🤖 AI Summary
Existing multimodal sentiment analysis methods suffer from two key limitations: sensitivity to unimodal noise and redundancy in cross-modal fusion. To address these, we propose a dual information bottleneck framework. First, a unimodal information bottleneck based on low-rank Rényi entropy compresses task-irrelevant noise while preserving discriminative features. Second, an attention-driven cross-modal information bottleneck dynamically selects complementary multimodal interactions and suppresses redundant fusion. The framework ensures computational tractability while significantly enhancing representation robustness and discriminability. Our method achieves state-of-the-art performance on CMU-MOSI (Acc-7: 47.4%) and CH-SIMS (F1: 81.63%, +1.19% relative improvement). Under strong artificial noise, performance degrades by only 0.29–0.36%, demonstrating superior noise resilience and generalization capability.
📝 Abstract
Multimodal sentiment analysis has received significant attention across diverse research domains.
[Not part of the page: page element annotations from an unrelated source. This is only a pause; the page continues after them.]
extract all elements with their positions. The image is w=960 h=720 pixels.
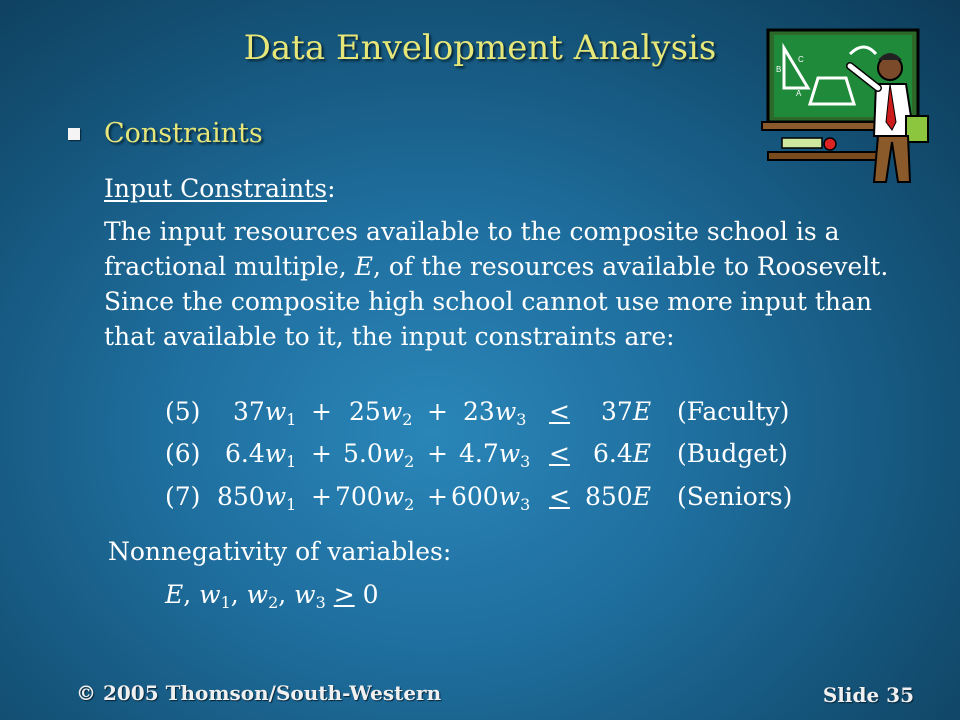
constraint-label: (Budget) [677,439,788,468]
term-w1: $850w_1$ [217,482,297,514]
term-w1: $6.4w_1$ [225,439,297,471]
paragraph-text-1: The input resources available to the composite school is a fractional multiple, [104,217,840,281]
paragraph-text-2: , of the resources available to Roosevelt. Since the composite high school cannot use more input than that available to it, the input constraints are: [104,252,889,351]
term-w2: $700w_2$ [335,482,415,514]
svg-text:A: A [796,89,802,98]
term-w2: $25w_2$ [349,397,413,429]
svg-text:B: B [776,65,782,74]
term-w3: $4.7w_3$ [459,439,531,471]
paragraph-variable-e: E [354,252,373,281]
slide-title: Data Envelopment Analysis [243,28,717,68]
less-equal-sign: < [549,482,570,511]
input-constraints-heading [104,174,336,203]
square-bullet-icon [68,128,80,140]
term-w2: $5.0w_2$ [343,439,415,471]
svg-text:C: C [798,55,804,64]
constraint-label: (Seniors) [677,482,793,511]
equation-row [165,397,865,431]
term-w1: $37w_1$ [233,397,297,429]
plus-sign: + [427,439,448,468]
bullet-label: Constraints [104,118,263,149]
less-equal-sign: < [549,397,570,426]
equation-row [165,482,865,516]
bullet-item [68,118,263,149]
plus-sign: + [311,397,332,426]
equation-number: (7) [165,482,201,511]
term-w3: $600w_3$ [451,482,531,514]
equation-row [165,439,865,473]
equation-number: (5) [165,397,201,426]
term-w3: $23w_3$ [463,397,527,429]
constraint-label: (Faculty) [677,397,790,426]
less-equal-sign: < [549,439,570,468]
description-paragraph [104,214,924,354]
equation-number: (6) [165,439,201,468]
rhs-term: 850E [585,482,651,511]
rhs-term: 6.4E [593,439,652,468]
input-constraints-heading-text: Input Constraints [104,174,328,203]
plus-sign: + [427,482,448,511]
rhs-term: 37E [601,397,652,426]
teacher-at-chalkboard-icon [758,26,938,190]
slide-number: Slide 35 [822,683,914,707]
nonnegativity-constraint: E, $w_1$, $w_2$, $w_3 > 0$ [165,580,379,612]
heading-colon: : [327,174,336,203]
plus-sign: + [311,439,332,468]
plus-sign: + [311,482,332,511]
greater-equal-sign: > [333,580,355,609]
copyright-footer: © 2005 Thomson/South-Western [76,681,442,705]
plus-sign: + [427,397,448,426]
nonnegativity-label: Nonnegativity of variables: [108,537,452,566]
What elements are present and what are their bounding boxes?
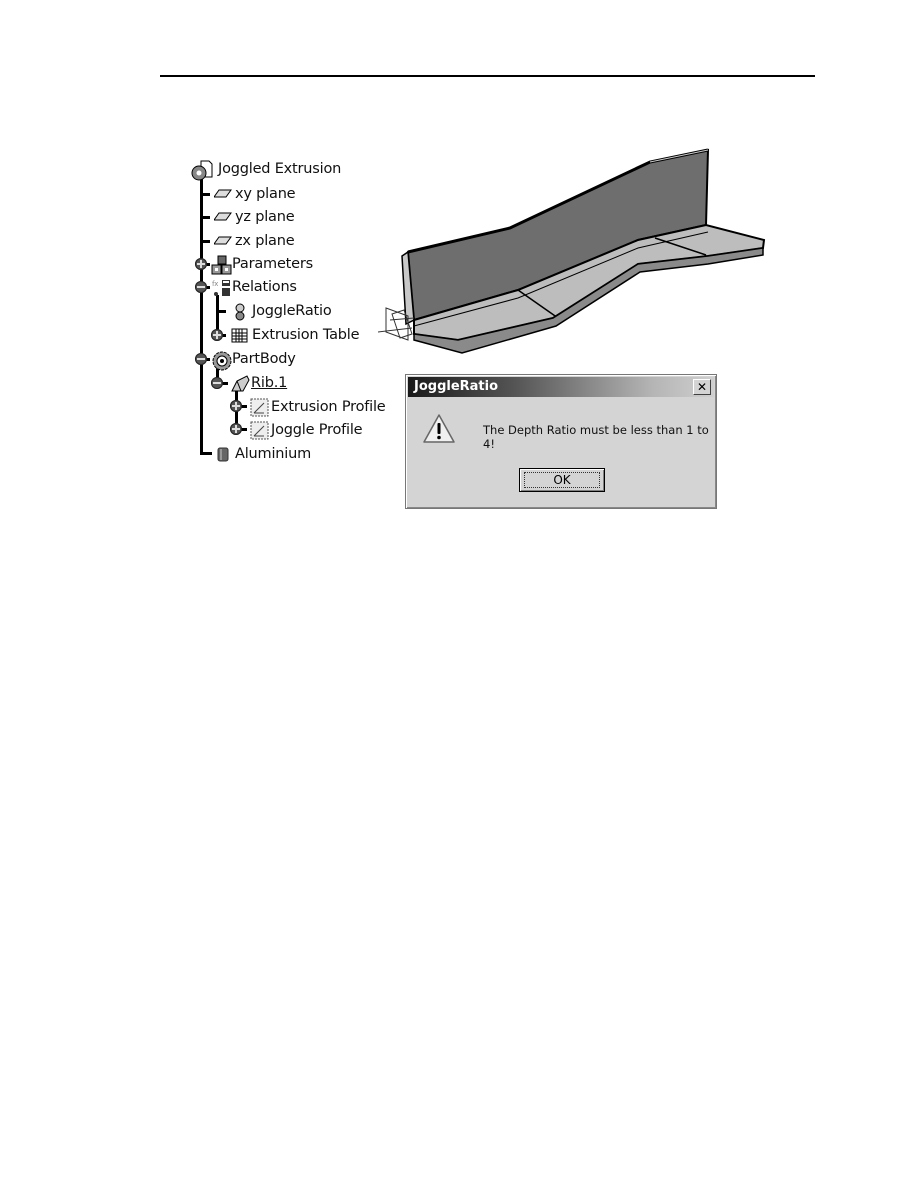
- tree-node-extrusion-table[interactable]: Extrusion Table: [231, 324, 359, 346]
- plane-icon: [214, 185, 232, 203]
- joggled-extrusion-model: [378, 140, 778, 370]
- joggleratio-dialog: [405, 374, 717, 509]
- tree-node-joggle-profile[interactable]: Joggle Profile: [250, 419, 362, 441]
- material-icon: [214, 445, 232, 463]
- tree-node-joggleratio[interactable]: JoggleRatio: [231, 300, 332, 322]
- tree-node-partbody[interactable]: PartBody: [211, 348, 296, 370]
- specification-tree: [186, 155, 396, 475]
- body-gear-icon: [211, 350, 229, 368]
- ok-label: OK: [553, 473, 571, 487]
- plane-icon: [214, 208, 232, 226]
- tree-node-zx-plane[interactable]: zx plane: [214, 230, 294, 252]
- collapse-relations-toggle[interactable]: [195, 281, 207, 293]
- close-button[interactable]: ✕: [693, 379, 711, 395]
- tree-node-yz-plane[interactable]: yz plane: [214, 206, 294, 228]
- expand-extrusion-profile-toggle[interactable]: [230, 400, 242, 412]
- svg-text:fx: fx: [212, 280, 219, 288]
- dialog-message: The Depth Ratio must be less than 1 to 4!: [483, 423, 709, 451]
- dialog-titlebar[interactable]: [408, 377, 714, 397]
- rib-icon: [230, 374, 248, 392]
- tree-branch: [216, 310, 226, 313]
- parameters-icon: [211, 255, 229, 273]
- tree-branch: [200, 452, 212, 455]
- collapse-rib-toggle[interactable]: [211, 377, 223, 389]
- tree-node-rib[interactable]: Rib.1: [230, 372, 287, 394]
- ok-button[interactable]: [519, 468, 605, 492]
- tree-branch: [200, 193, 210, 196]
- expand-joggle-profile-toggle[interactable]: [230, 423, 242, 435]
- tree-branch: [200, 216, 210, 219]
- 3d-model-viewport[interactable]: [378, 140, 778, 370]
- plane-icon: [214, 232, 232, 250]
- tree-node-aluminium[interactable]: Aluminium: [214, 443, 311, 465]
- sketch-icon: [250, 398, 268, 416]
- tree-node-extrusion-profile[interactable]: Extrusion Profile: [250, 396, 386, 418]
- expand-parameters-toggle[interactable]: [195, 258, 207, 270]
- tree-node-parameters[interactable]: Parameters: [211, 253, 313, 275]
- dialog-title: JoggleRatio: [414, 379, 499, 394]
- header-rule: [160, 75, 815, 77]
- warning-icon: [422, 413, 456, 445]
- tree-branch: [200, 240, 210, 243]
- collapse-partbody-toggle[interactable]: [195, 353, 207, 365]
- tree-node-relations[interactable]: fx Relations: [212, 279, 297, 295]
- relations-icon: [211, 278, 229, 296]
- check-rule-icon: [231, 302, 249, 320]
- part-document-icon: [190, 160, 208, 178]
- sketch-icon: [250, 421, 268, 439]
- tree-node-joggled-extrusion[interactable]: Joggled Extrusion: [190, 158, 341, 180]
- expand-extrusion-table-toggle[interactable]: [211, 329, 223, 341]
- design-table-icon: [231, 326, 249, 344]
- tree-node-xy-plane[interactable]: xy plane: [214, 183, 295, 205]
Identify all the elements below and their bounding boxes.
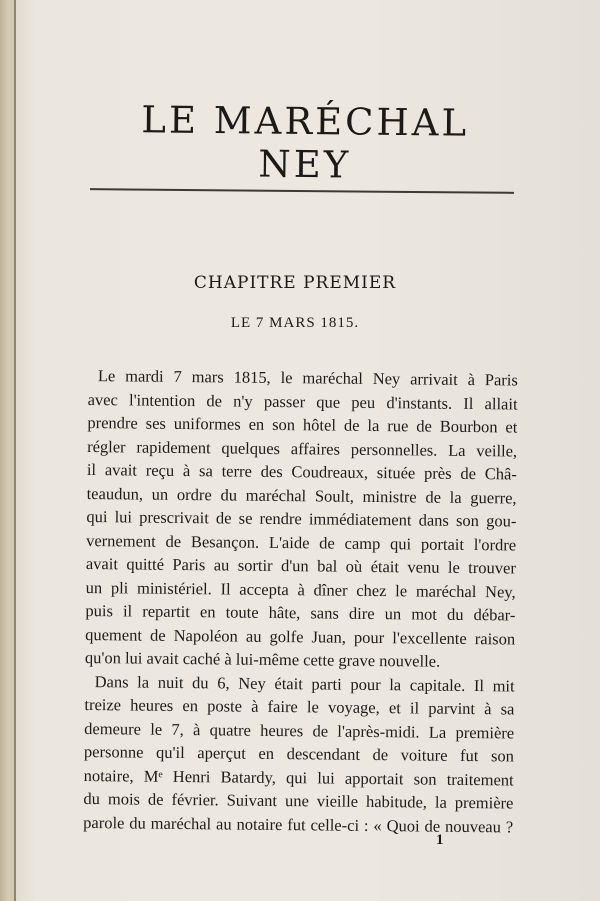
text-line: qui lui prescrivait de se rendre immédiatement dans son gou-	[86, 506, 517, 531]
text-line: quement de Napoléon au golfe Juan, pour l'excellente raison	[85, 624, 516, 648]
text-line: puis il repartit en toute hâte, sans dire un mot du débar-	[85, 600, 516, 625]
chapter-date: LE 7 MARS 1815.	[230, 315, 360, 331]
text-line: avec l'intention de n'y passer que peu d'instants. Il allait	[87, 389, 518, 414]
title-divider	[90, 188, 514, 194]
text-line: prendre ses uniformes en son hôtel de la rue de Bourbon et	[87, 412, 518, 437]
text-line: il avait reçu à sa terre des Coudreaux, située près de Châ-	[86, 459, 517, 484]
body-text	[83, 364, 518, 838]
page-title: LE MARÉCHAL NEY	[141, 98, 470, 187]
text-line: treize heures en poste à faire le voyage, et il parvint à sa	[84, 694, 515, 719]
page-number: 1	[436, 832, 444, 848]
text-line: un pli ministériel. Il accepta à dîner chez le maréchal Ney,	[85, 577, 516, 601]
text-line: qu'on lui avait caché à lui-même cette grave nouvelle.	[84, 647, 441, 671]
text-line: parole du maréchal au notaire fut celle-ci : « Quoi de nouveau ?	[83, 812, 514, 836]
chapter-heading: CHAPITRE PREMIER	[193, 273, 397, 293]
text-line: avait quitté Paris au sortir d'un bal où était venu le trouver	[85, 553, 516, 578]
text-line: Le mardi 7 mars 1815, le maréchal Ney arrivait à Paris	[97, 366, 518, 390]
spine-edge	[14, 0, 16, 901]
text-line: régler rapidement quelques affaires personnelles. La veille,	[87, 436, 518, 460]
text-line: vernement de Besançon. L'aide de camp qui portait l'ordre	[86, 530, 517, 554]
text-line: personne qu'il aperçut en descendant de voiture fut son	[83, 741, 515, 766]
text-line: notaire, Mᵉ Henri Batardy, qui lui apportait son traitement	[83, 765, 514, 789]
text-line: teaudun, un ordre du maréchal Soult, ministre de la guerre,	[86, 483, 517, 507]
text-line: Dans la nuit du 6, Ney était parti pour la capitale. Il mit	[94, 671, 515, 695]
text-line: du mois de février. Suivant une vieille habitude, la première	[83, 788, 514, 813]
text-line: demeure le 7, à quatre heures de l'après-midi. La première	[84, 718, 515, 742]
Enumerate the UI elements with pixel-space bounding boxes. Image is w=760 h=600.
Despite advancements in algorithm design, existing approaches suffer from two critical limitations: insufficient learning of noise-contaminated unimodal data, leading to corrupted cross-modal interactions, and inadequate fusion of multimodal representations, resulting in discarding discriminative unimodal information while retaining multimodal redundant information. To address these challenges, this paper proposes a Double Information Bottleneck (DIB) strategy to obtain a powerful, unified compact multimodal representation. Implemented within the framework of low-rank Renyi's entropy functional, DIB offers enhanced robustness against diverse noise sources and computational tractability for high-dimensional data, as compared to the conventional Shannon entropy-based methods. The DIB comprises two key modules: 1) learning a sufficient and compressed representation of individual unimodal data by maximizing the task-relevant information and discarding the superfluous information, and 2) ensuring the discriminative ability of multimodal representation through a novel attention bottleneck fusion mechanism. Consequently, DIB yields a multimodal representation that effectively filters out noisy information from unimodal data while capturing inter-modal complementarity. Extensive experiments on CMU-MOSI, CMU-MOSEI, CH-SIMS, and MVSA-Single validate the effectiveness of our method. The model achieves 47.4% accuracy under the Acc-7 metric on CMU-MOSI and 81.63% F1-score on CH-SIMS, outperforming the second-best baseline by 1.19%. Under noise, it shows only 0.36% and 0.29% performance degradation on CMU-MOSI and CMU-MOSEI respectively.